Both SIO reconstructions present a cone mosaic, which exhibits better contrast compared with the wide-field images. The darker area of circular shape in both SIO reconstructions corresponds to the foveal pit, located at the center of the fovea. As the imaging system were focused on the photoreceptors near $1^{\circ }$ nasal during the acquisitions, the foveal pit is out-of-focus and appears dark in the SIO image due to the optical sectioning. Furthermore, we can observe that in the image spectrum of both SIO reconstructions (Fig. 11(d) and Fig. 13(d)), the frequency bandwidth is extended with respect to the effective cutoff frequency symbolized by the yellow circle as it was shown for the SIO reconstruction on subject A (see Fig. 5).

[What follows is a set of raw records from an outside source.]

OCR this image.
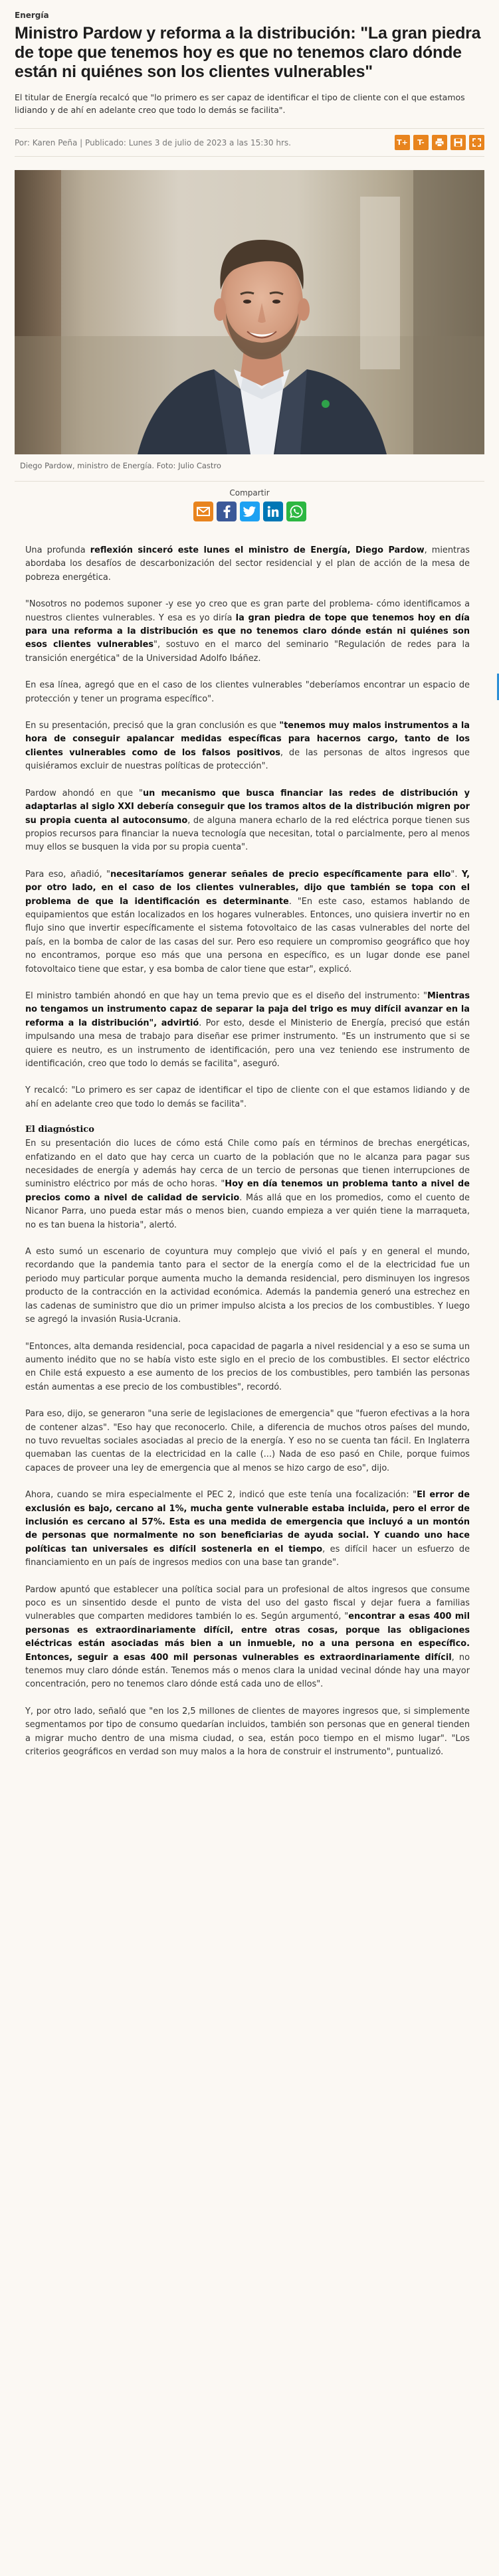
Energía
Ministro Pardow y reforma a la distribución: "La gran piedra de tope que tenemos hoy es que no tenemos claro dónde están ni quiénes son los clientes vulnerables"

El titular de Energía recalcó que "lo primero es ser capaz de identificar el tipo de cliente con el que estamos lidiando y de ahí en adelante creo que todo lo demás se facilita".

Por: Karen Peña | Publicado: Lunes 3 de julio de 2023 a las 15:30 hrs.	T+	T-
Diego Pardow, ministro de Energía. Foto: Julio Castro
Compartir

Una profunda reflexión sinceró este lunes el ministro de Energía, Diego Pardow, mientras abordaba los desafíos de descarbonización del sector residencial y el plan de acción de la mesa de pobreza energética.

"Nosotros no podemos suponer -y ese yo creo que es gran parte del problema- cómo identificamos a nuestros clientes vulnerables. Y esa es yo diría la gran piedra de tope que tenemos hoy en día para una reforma a la distribución es que no tenemos claro dónde están ni quiénes son esos clientes vulnerables", sostuvo en el marco del seminario "Regulación de redes para la transición energética" de la Universidad Adolfo Ibáñez.

En esa línea, agregó que en el caso de los clientes vulnerables "deberíamos encontrar un espacio de protección y tener un programa específico".

En su presentación, precisó que la gran conclusión es que "tenemos muy malos instrumentos a la hora de conseguir apalancar medidas específicas para hacernos cargo, tanto de los clientes vulnerables como de los falsos positivos, de las personas de altos ingresos que quisiéramos excluir de nuestras políticas de protección".

Pardow ahondó en que "un mecanismo que busca financiar las redes de distribución y adaptarlas al siglo XXI debería conseguir que los tramos altos de la distribución migren por su propia cuenta al autoconsumo, de alguna manera echarlo de la red eléctrica porque tienen sus propios recursos para financiar la nueva tecnología que necesitan, total o parcialmente, pero al menos muy ellos se busquen la vida por su propia cuenta".

Para eso, añadió, "necesitaríamos generar señales de precio específicamente para ello". Y, por otro lado, en el caso de los clientes vulnerables, dijo que también se topa con el problema de que la identificación es determinante. "En este caso, estamos hablando de equipamientos que están localizados en los hogares vulnerables. Entonces, uno quisiera invertir no en flujo sino que invertir específicamente el sistema fotovoltaico de las casas vulnerables del norte del país, en la bomba de calor de las casas del sur. Pero eso requiere un compromiso geográfico que hoy no encontramos, porque eso más que una persona en específico, es un lugar donde ese panel fotovoltaico tiene que estar, y esa bomba de calor tiene que estar", explicó.

El ministro también ahondó en que hay un tema previo que es el diseño del instrumento: "Mientras no tengamos un instrumento capaz de separar la paja del trigo es muy difícil avanzar en la reforma a la distribución", advirtió. Por esto, desde el Ministerio de Energía, precisó que están impulsando una mesa de trabajo para diseñar ese primer instrumento. "Es un instrumento que si se quiere es neutro, es un instrumento de identificación, pero una vez teniendo ese instrumento de identificación, creo que todo lo demás se facilita", aseguró.

Y recalcó: "Lo primero es ser capaz de identificar el tipo de cliente con el que estamos lidiando y de ahí en adelante creo que todo lo demás se facilita".

El diagnóstico

En su presentación dio luces de cómo está Chile como país en términos de brechas energéticas, enfatizando en el dato que hay cerca un cuarto de la población que no le alcanza para pagar sus necesidades de energía y además hay cerca de un tercio de personas que tienen interrupciones de suministro eléctrico por más de ocho horas. "Hoy en día tenemos un problema tanto a nivel de precios como a nivel de calidad de servicio. Más allá que en los promedios, como el cuento de Nicanor Parra, uno pueda estar más o menos bien, cuando empieza a ver quién tiene la marraqueta, no es tan buena la historia", alertó.

A esto sumó un escenario de coyuntura muy complejo que vivió el país y en general el mundo, recordando que la pandemia tanto para el sector de la energía como el de la electricidad fue un periodo muy particular porque aumenta mucho la demanda residencial, pero disminuyen los ingresos producto de la contracción en la actividad económica. Además la pandemia generó una estrechez en las cadenas de suministro que dio un primer impulso alcista a los precios de los combustibles. Y luego se agregó la invasión Rusia-Ucrania.

"Entonces, alta demanda residencial, poca capacidad de pagarla a nivel residencial y a eso se suma un aumento inédito que no se había visto este siglo en el precio de los combustibles. El sector eléctrico en Chile está expuesto a ese aumento de los precios de los combustibles, pero también las personas están aumentas a ese precio de los combustibles", recordó.

Para eso, dijo, se generaron "una serie de legislaciones de emergencia" que "fueron efectivas a la hora de contener alzas". "Eso hay que reconocerlo. Chile, a diferencia de muchos otros países del mundo, no tuvo revueltas sociales asociadas al precio de la energía. Y eso no se cuenta tan fácil. En Inglaterra quemaban las cuentas de la electricidad en la calle (...) Nada de eso pasó en Chile, porque fuimos capaces de proveer una ley de emergencia que al menos se hizo cargo de eso", dijo.

Ahora, cuando se mira especialmente el PEC 2, indicó que este tenía una focalización: "El error de exclusión es bajo, cercano al 1%, mucha gente vulnerable estaba incluida, pero el error de inclusión es cercano al 57%. Esta es una medida de emergencia que incluyó a un montón de personas que normalmente no son beneficiarias de ayuda social. Y cuando uno hace políticas tan universales es difícil sostenerla en el tiempo, es difícil hacer un esfuerzo de financiamiento en un país de ingresos medios con una base tan grande".

Pardow apuntó que establecer una política social para un profesional de altos ingresos que consume poco es un sinsentido desde el punto de vista del uso del gasto fiscal y dejar fuera a familias vulnerables que comparten medidores también lo es. Según argumentó, "encontrar a esas 400 mil personas es extraordinariamente difícil, entre otras cosas, porque las obligaciones eléctricas están asociadas más bien a un inmueble, no a una persona en específico. Entonces, seguir a esas 400 mil personas vulnerables es extraordinariamente difícil, no tenemos muy claro dónde están. Tenemos más o menos clara la unidad vecinal dónde hay una mayor concentración, pero no tenemos claro dónde está cada uno de ellos".

Y, por otro lado, señaló que "en los 2,5 millones de clientes de mayores ingresos que, si simplemente segmentamos por tipo de consumo quedarían incluidos, también son personas que en general tienden a migrar mucho dentro de una misma ciudad, o sea, están poco tiempo en el mismo lugar". "Los criterios geográficos en verdad son muy malos a la hora de construir el instrumento", puntualizó.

The intensity profile plotted in Fig. 12 shows that SIO is able to resolve a cone mosaic of period 2.9 μ m, which corresponds to a spatial frequency of 102 cpd, a value slightly above the effective cutoff frequency of the corresponding wide-field image (100 cpd). This is a proof of the resolution improvement with respect to the effective cutoff frequency enabled by SIO. The intensity profile plotted in Fig. 14 underlines how the optical sectioning achieved by SIO contributes to a better resolving capability. Indeed, the wide-field image has a strong background, which dominates the photoreceptor’s signal in the area around the profile line. In the SIO reconstruction, this background is filtered out through optical sectioning and we are able to distinguish four cones along the intensity profile. In the wide-field image, the intensity profile is noisy and it is hard to distinguish the intensity variations caused by the presence of a cone from noise.

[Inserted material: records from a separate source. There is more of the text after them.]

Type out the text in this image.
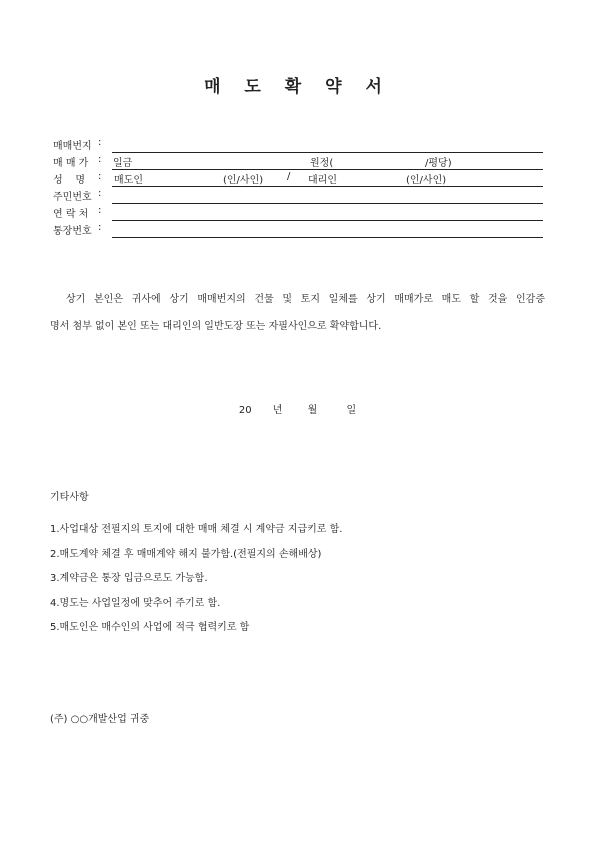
매 도 확 약 서
매매번지 :
매 매 가 : 일금	원정(	/평당)
성    명 : 매도인	(인/사인) / 대리인	(인/사인)
주민번호 :
연 락 처 :
통장번호 :

상기 본인은 귀사에 상기 매매번지의 건물 및 토지 일체를 상기 매매가로 매도 할 것을 인감증

명서 첨부 없이 본인 또는 대리인의 일반도장 또는 자필사인으로 확약합니다.

20 년	월	일
기타사항
1.사업대상 전필지의 토지에 대한 매매 체결 시 계약금 지급키로 함.
2.매도계약 체결 후 매매계약 해지 불가함.(전필지의 손해배상)
3.계약금은 통장 입금으로도 가능함.
4.명도는 사업일정에 맞추어 주기로 함.
5.매도인은 매수인의 사업에 적극 협력키로 함
(주) ○○개발산업 귀중
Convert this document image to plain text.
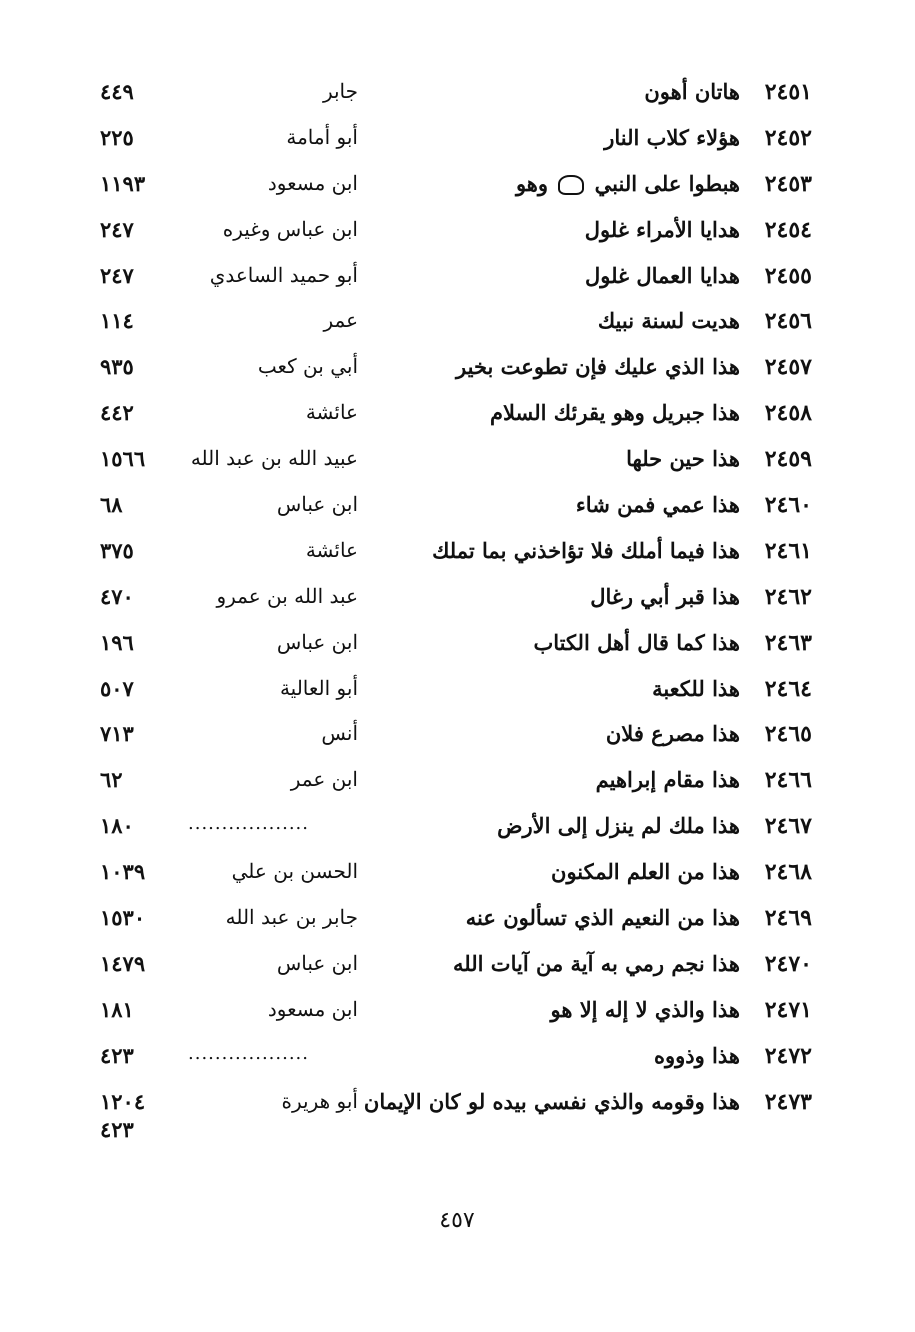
٢٤٥١
هاتان أهون
جابر
٤٤٩
٢٤٥٢
هؤلاء كلاب النار
أبو أمامة
٢٢٥
٢٤٥٣
هبطوا على النبي  وهو
ابن مسعود
١١٩٣
٢٤٥٤
هدايا الأمراء غلول
ابن عباس وغيره
٢٤٧
٢٤٥٥
هدايا العمال غلول
أبو حميد الساعدي
٢٤٧
٢٤٥٦
هديت لسنة نبيك
عمر
١١٤
٢٤٥٧
هذا الذي عليك فإن تطوعت بخير
أبي بن كعب
٩٣٥
٢٤٥٨
هذا جبريل وهو يقرئك السلام
عائشة
٤٤٢
٢٤٥٩
هذا حين حلها
عبيد الله بن عبد الله
١٥٦٦
٢٤٦٠
هذا عمي فمن شاء
ابن عباس
٦٨
٢٤٦١
هذا فيما أملك فلا تؤاخذني بما تملك
عائشة
٣٧٥
٢٤٦٢
هذا قبر أبي رغال
عبد الله بن عمرو
٤٧٠
٢٤٦٣
هذا كما قال أهل الكتاب
ابن عباس
١٩٦
٢٤٦٤
هذا للكعبة
أبو العالية
٥٠٧
٢٤٦٥
هذا مصرع فلان
أنس
٧١٣
٢٤٦٦
هذا مقام إبراهيم
ابن عمر
٦٢
٢٤٦٧
هذا ملك لم ينزل إلى الأرض
..................
١٨٠
٢٤٦٨
هذا من العلم المكنون
الحسن بن علي
١٠٣٩
٢٤٦٩
هذا من النعيم الذي تسألون عنه
جابر بن عبد الله
١٥٣٠
٢٤٧٠
هذا نجم رمي به آية من آيات الله
ابن عباس
١٤٧٩
٢٤٧١
هذا والذي لا إله إلا هو
ابن مسعود
١٨١
٢٤٧٢
هذا وذووه
..................
٤٢٣
٢٤٧٣
هذا وقومه والذي نفسي بيده لو كان الإيمان
أبو هريرة
١٢٠٤
٤٢٣
٤٥٧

We can note that the resolution improvement achieved by SIO is less pronounced in images from subjects B and C compared to those from subject A. This discrepancy is mainly due to larger AO performance fluctuations during the acquisition on subject B and C, comparatively to subject A. This increased variability affects the modulation contrast in processed SIO frames for subjects B and C, leading to a decreased resolution improvement. Additionally, the number of frames processed for SIO reconstruction differs across subjects: 79 frames per orientation for A, 70 for B and 50 for C. Consequently, the lower frame count for subjects B and C results in a reduced SNR in both the processed wide-field and SIO images.

Funding

European Research Council 10.13039/501100000781 ( 610110); Agence Nationale de la Recherche 10.13039/501100001665 ( ANR-15-RHUS-0001); Office National d’études et de Recherches Aérospatiales 10.13039/501100013388 ( PRF TELEMAC, ONERA chair "Seeing through fog").

Disclosures

The authors declare that there are no conflicts of interest related to this article.

Data availability

Data underlying the results presented in this paper are not publicly available at this time but may be obtained from the authors upon reasonable request.